Gdy widzę w niedzielne południe, w kulturalnym Kazimierzu Dolnym, czterech upasionych bydlaków, na malutkiej bryczce ciągniętej przez umęczonego konia, facetów z piwem w łapie, bluzgiem na całą ulicę, myślę sobie, że nie ma już dla nas nadziei. Już się dokonało. Jestem świadkiem upadku tej cywilizacji nadmiaru, dążenia do przyjemności za wszelką cenę, kosztem wszystkich innych gatunków, kosztem Matki Ziemi, która zresztą odrodzi się po nas bardzo szybko, więc specjalnie nad nią nie ubolewam.


Ubolewam nad dwoma koziołkami, które wczoraj na bulwarach wiślanych, uciekały przed luźno puszczonymi psami, wprawiając właścicieli tych psów w doskonały nastrój. Ubolewam nad lasami pełnymi wyciętych drzew, na których miejsce zasadzamy tony butelek, puszek, maseczek, papierów, chusteczek, opakowań po jedzeniu, śmieci z domostw. Ubolewam nad przejechaną wiewiórką i nad łabędziem, który uwił sobie gniazdo 2 metry od szosy, gdyż nie znalazł już nigdzie indziej miejsca. Wszystkie zabraliśmy mu pod pola uprawne, coraz to większe domy, szersze drogi, obejścia, tak zwane tereny prywatne, które skrzętnie grodzimy, nie myśląc o tym, że jeszcze tydzień temu było przejściem dzikich zwierząt. Ubolewam nad ptakami w miastach, które składają jaja na betonowej posadzce naszych balkonów, gdyż nie znajdują już naturalnych miejsc lęgowych.

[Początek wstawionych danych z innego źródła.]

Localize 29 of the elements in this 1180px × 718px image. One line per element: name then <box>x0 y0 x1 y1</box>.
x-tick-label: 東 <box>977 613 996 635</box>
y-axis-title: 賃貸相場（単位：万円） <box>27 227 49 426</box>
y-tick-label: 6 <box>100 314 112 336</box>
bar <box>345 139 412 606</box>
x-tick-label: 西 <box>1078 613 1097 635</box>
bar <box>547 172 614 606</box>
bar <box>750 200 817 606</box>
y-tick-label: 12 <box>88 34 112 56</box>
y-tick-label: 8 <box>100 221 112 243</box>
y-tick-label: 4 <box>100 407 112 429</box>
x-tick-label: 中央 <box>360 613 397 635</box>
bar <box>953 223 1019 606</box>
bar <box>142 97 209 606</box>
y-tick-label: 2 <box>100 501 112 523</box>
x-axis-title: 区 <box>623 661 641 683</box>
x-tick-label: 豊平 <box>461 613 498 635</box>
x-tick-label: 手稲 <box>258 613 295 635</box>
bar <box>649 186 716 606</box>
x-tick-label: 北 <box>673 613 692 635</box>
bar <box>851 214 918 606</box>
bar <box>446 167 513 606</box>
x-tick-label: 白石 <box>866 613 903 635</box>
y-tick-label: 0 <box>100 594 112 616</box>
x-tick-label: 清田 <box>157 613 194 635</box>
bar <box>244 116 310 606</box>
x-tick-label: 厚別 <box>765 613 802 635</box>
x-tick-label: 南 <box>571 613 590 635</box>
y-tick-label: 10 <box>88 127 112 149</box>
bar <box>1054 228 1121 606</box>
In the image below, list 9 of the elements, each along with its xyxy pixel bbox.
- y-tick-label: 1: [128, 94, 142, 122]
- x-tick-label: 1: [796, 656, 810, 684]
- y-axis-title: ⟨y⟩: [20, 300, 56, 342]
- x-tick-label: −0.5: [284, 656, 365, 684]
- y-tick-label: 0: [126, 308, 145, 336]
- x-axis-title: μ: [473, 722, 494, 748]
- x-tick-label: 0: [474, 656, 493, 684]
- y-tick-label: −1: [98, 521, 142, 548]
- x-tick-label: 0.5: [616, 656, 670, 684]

Ubolewam też nad tym, że nie jesteśmy w stanie zatrzymać tego naszego rozpasania i pogoni za nowymi gadżetami cywilizacyjnymi, które mają dać nam poczucie spełnienia, szczęścia, bezpieczeństwa, dostatku, a przynoszą nam jedynie rozczarowanie, smutek, ból serca i poczucie głębokiego rozdzielenia od całości, które próbujemy załatać tymi wszystkimi pseudolekarstwami, nie widząc, że tylko powrót do jedności da nam to wszystko za czym tak gonimy. Powrót do jedności z ziemią, dzikością, bioróżnorodnością, życiem, naturą. Powrót do głębokiej pokory i uznania, że jesteśmy częścią, malutkim elementem we wszechświecie, a nie oderwaną całością.